Most notable is the much-touted Nigerian documentary film, Eyimofe which premieres at the festival. Revisiting the beauty of 16mm, Eyimofe which tells the story of migrants and their pursuit for better lives in Europe is written by Chuko Esiri and produced by Melissa Adeyemo.
Berlinale’s record of the synopsis says: “The two parts of Eyimofe are entitled “Spain” and “Italy”. The European countries remain invisible as we follow the stories of Mofe, a factory technician, and Rosa, a hairdresser, in Lagos. A passport, photos and a visa form recurring, yet still marginal elements in each part of the film, which only touch briefly, while the daily lives of the protagonists are described in detail. Their misfortunes are not narrated in overly dramatic fashion and seem normal as such, sketching out the need to leave Nigeria and accompanying problems. At the bottom of the socio-economic ladder, status, money, gender, skin colour and family structures are inextricably connected.
The film which in 2018 was one of the winners of New York University’s Purple List, an annual selection of the best production-ready screenplays from its Tisch School of the Arts stars local talent including Jude Akuwudike, Tomiwa Edun, Temi Ami-Williams, Cynthia Ebijie, and Jacob Alexander and international act, Goodness Emmanuel among others.
Interestingly, Eyimofe is said to have landed an international deal with the New York-based Aspect Ratio Sales which has taken sales rights of the film (minus Africa and Asia where GDN Studios will continue to retain the rights).
On the other hand, the notable Berlinale Talents has Nigerian film personalities, Tope Tedela and Akinola Ogunmade-Davies. The extensive summit programme of master classes and panel discussions with top-notch experts offers a range of Project Labs in which filmmakers can further develop and present their own project. The two Nigerians (Ogunmade-Davies, a British-Nigerian director and visual artist and Tedela, an award-winning actor) join 253 others from 86 countries. The intensive six-day programme features 100 events with internationally renowned experts and acclaimed Berlinale guests holding workshops and talks.

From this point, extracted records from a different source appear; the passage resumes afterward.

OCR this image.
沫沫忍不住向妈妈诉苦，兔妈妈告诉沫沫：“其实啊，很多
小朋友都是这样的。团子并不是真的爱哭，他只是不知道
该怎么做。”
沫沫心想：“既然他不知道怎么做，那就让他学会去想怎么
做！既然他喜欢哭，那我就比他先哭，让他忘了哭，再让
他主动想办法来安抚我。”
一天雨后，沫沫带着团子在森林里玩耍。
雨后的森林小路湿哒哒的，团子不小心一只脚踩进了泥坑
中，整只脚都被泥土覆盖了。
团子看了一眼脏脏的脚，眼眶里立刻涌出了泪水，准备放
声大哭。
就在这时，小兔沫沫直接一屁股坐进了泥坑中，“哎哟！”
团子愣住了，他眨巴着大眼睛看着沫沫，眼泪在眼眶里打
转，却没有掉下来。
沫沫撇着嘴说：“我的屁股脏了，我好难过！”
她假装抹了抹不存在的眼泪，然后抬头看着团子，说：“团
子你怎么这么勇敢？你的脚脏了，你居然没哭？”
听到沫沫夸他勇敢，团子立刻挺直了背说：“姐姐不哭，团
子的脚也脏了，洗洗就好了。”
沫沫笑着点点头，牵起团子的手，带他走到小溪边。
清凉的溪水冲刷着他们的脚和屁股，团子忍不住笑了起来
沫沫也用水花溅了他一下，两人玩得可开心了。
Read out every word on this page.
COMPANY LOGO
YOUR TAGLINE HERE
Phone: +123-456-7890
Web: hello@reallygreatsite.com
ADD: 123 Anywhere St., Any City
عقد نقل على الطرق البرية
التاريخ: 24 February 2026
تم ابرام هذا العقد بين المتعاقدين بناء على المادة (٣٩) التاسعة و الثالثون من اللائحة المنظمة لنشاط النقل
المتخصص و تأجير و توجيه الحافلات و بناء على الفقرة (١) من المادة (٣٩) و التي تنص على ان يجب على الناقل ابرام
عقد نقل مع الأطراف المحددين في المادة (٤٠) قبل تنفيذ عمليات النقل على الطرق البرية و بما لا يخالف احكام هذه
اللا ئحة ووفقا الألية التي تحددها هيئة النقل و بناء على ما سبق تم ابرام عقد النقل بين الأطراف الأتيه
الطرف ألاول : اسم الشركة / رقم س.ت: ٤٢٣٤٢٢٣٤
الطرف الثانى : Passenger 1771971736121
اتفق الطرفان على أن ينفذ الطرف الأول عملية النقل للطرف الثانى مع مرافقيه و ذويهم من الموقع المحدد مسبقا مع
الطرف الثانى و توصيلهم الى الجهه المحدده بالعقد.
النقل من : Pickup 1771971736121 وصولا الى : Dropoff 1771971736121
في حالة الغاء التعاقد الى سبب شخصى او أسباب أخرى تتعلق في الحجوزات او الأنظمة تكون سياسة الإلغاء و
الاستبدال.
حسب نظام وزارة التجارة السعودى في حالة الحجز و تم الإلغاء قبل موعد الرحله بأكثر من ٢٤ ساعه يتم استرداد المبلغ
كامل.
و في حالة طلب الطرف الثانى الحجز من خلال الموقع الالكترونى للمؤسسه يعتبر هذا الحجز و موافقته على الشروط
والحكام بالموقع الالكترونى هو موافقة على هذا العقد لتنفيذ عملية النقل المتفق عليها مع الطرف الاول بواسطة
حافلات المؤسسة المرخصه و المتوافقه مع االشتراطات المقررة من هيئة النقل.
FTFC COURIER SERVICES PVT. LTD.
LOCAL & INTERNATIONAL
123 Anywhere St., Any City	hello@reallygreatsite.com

The Nigerian Film Corporation (NFC) is also following through with its plans by hosting a film business forum at the Africa hub. The interactive session is designed to meet, interact, network and explore partnerships and collaborations with global Film Commissions, Institutional Organisations/Bodies, Investors, Development Partners, Financiers, Content Producers, Marketers, Distributors, Exhibitors as well as Participants who are interested in keying into the activities and programmes of the Nigerian NFC and investing in the Nigerian film industry generally.
Tagged Film Business to Business Forum (FB2BF), the agency explains that the outing will include training and development, content development/broadcasting, film festivals, co-production, cineplexes/community theatres, investment/multimedia centres, film broadcast, exchange programme and talent hunt.
One can always trust South African film industry to well represented in the business of film. From ‘Knuckle City’s premiere at the last Toronto International Film Festival (TIFF), South Africa’s ‘Days of Cannibalism’ is contesting the Best Documentary Award at this year’s Berlinale.
Directed by Teboho Edkins, the cross-genre documentary film is set in the rugged terrain of a remote rural region in the mountain kingdom of Lesotho.
The film which has its world premiere at the festival focuses on how modern-day pioneers are met with unease by local communities, and how self-made Chinese merchants negotiate their place alongside traditional Basotho cattle breeders.